Cincuenta segundos después termino de pesarme, y me dice que la espere mientras va a buscar algo que hizo “imprimir para mí”. Tras dos minutos y medio vuelve con papeles que incluyen recomendaciones y “un plan alimentario para guiarte”. En el momento outro de la consulta, encuentro las palabras para filtrar una referencia a mis bajones de azúcar, ya que eso también hace que coma más de lo que querría. “Bueno, pero podés comer fruta”, responde. Agrego que voy por la vida con una bolsa de pasas de uva, y ella retoma el speech prefabricado: me pregunta cuánto mido, me deriva a la especialista en veggies y chau, que la pases bien. Veintidós años así, y otr@ médic@ que no lo va a cambiar.
En la despedida no ofrece el puñito, yo sí, y ese es otro momento de desencuentro. Igual, ella no es la doctora siete minutos, fue la licenciada ocho minutos. Diez minutos de espera, por ocho de atención, cinco y medio netos.
Vuelvo con la clínica una vez más, para hablar de lo que había quedado pendiente cuando decidió dejarme con la palabra en la boca y la preocupación en el cuerpo. Espero veintiséis minutos para que me atienda ocho. Si llegás quince minutos tarde, no te atienden, pero ellos se demoran casi media hora y es todo pelota. Irse implica un mes para conseguir otro turno en el mejor de los casos (o tres meses, en un par de casos).
Me pregunta cómo sigo con las apneas, le digo que un poco mejor, atribuyéndoselo a la medicación más de lo que realmente creo. Sugiere hacer la endoscopía de la que no había hablado la otra vez, y, aprovechando que me van a dormir, también una colonoscopía, para control, por la edad (?). Con un “vemos cómo sigo con el omeprazol” trato de patearlo para adelante porque no tengo ganas de que me duerman. Insiste con el tema, me pregunta si pude dejar de dormir sentadx, le digo que tanto no, pero que también puede ser por todo lo que me cuesta dormir, los tapones en los oídos, etc.
Antes de que pase el tiempo, logro hablar de mis piernas. Le digo que a veces flasheo que tengo menos masa muscular, sobre todo en los muslos, y no se levanta de su silla para mirar. Hicimos el EMG, dio bien, ya fue. Lo limita al asunto calambres, en parte porque el ejemplo que puse es el del día de las elecciones, cuando volvía de votar y de la nada se me endureció el anterior en la calle (aunque también hablé del día que corría por ahí cerca y tuve un pinchazo que me estremeció la pierna y me dio miedo de caerme).

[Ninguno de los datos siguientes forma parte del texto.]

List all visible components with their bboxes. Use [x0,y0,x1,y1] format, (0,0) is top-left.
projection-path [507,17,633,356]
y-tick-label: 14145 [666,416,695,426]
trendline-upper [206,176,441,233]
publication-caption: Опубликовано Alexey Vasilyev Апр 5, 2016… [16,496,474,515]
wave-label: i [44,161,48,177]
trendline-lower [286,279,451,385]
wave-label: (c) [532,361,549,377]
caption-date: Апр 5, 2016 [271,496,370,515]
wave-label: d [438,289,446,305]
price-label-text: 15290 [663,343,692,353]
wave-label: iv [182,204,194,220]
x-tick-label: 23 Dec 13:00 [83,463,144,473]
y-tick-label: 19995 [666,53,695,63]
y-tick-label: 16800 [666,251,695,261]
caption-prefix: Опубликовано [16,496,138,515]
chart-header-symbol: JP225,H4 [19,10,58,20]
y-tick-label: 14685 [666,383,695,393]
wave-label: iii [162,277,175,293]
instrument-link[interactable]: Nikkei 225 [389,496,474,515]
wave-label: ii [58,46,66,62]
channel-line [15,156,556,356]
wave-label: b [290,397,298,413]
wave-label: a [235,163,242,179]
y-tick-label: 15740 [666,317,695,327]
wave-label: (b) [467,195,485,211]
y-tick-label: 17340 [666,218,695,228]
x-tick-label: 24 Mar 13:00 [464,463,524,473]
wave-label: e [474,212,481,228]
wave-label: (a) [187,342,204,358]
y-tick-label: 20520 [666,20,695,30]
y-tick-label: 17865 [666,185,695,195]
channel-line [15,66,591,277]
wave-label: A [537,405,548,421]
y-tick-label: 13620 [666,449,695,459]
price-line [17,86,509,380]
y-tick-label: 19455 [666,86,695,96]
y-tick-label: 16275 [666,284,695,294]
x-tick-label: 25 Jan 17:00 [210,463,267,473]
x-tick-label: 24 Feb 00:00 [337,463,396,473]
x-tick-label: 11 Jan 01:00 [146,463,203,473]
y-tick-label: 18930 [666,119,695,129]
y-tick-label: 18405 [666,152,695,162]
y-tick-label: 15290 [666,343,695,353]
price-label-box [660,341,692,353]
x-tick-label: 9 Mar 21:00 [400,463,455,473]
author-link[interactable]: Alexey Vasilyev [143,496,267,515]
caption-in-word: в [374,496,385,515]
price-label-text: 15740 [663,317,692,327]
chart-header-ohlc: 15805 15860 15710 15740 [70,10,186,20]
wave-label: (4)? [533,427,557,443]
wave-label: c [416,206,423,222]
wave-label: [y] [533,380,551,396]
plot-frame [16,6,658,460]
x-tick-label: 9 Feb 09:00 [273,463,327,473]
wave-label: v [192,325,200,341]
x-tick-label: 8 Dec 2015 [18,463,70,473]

Resuelve todo con una receta de Total Magnesiano y listo. Cuando la consulta ya está muerta, después del “bueno” que preludia la despedida explícita, recuerdo preguntarle, aunque sea retóricamente, por el resultado de los análisis, porque si no ni los menciona: “¿Los análisis dieron bien, no?”. “Sí, dieron bien”, es todo lo que responde, pese a los 243 de colesterol. Y entonces sí, chau.
(Tiempo después leeré el prospecto del Total Magnesiano y resulta que es para el magnesio en sangre, algo que no me pidió en los análisis. ¡Qué ganas de hacerme gastar plata al pedo!).
Gasté la ficha con la neuróloga y no puedo volver porque me va a sacar cagando, aparte de que tendría que pasar el filtro de esta boluda, que, como no puede sacarme cagando, me forrea así. Ojalá no tenga que poner sus nombres acá. Mientras no me caiga en la calle (ni en ningún lado) y pueda hacer trompita y abrir cajones con el dedo meñique, vamos para adelante, aunque la pierna ¿flaca? en la zona del aductor vuelva a convertirme los pelos del culo en un pararrayos de dudas. Y si en algún momento eso cambia, quizá sea al pedo ir al médico.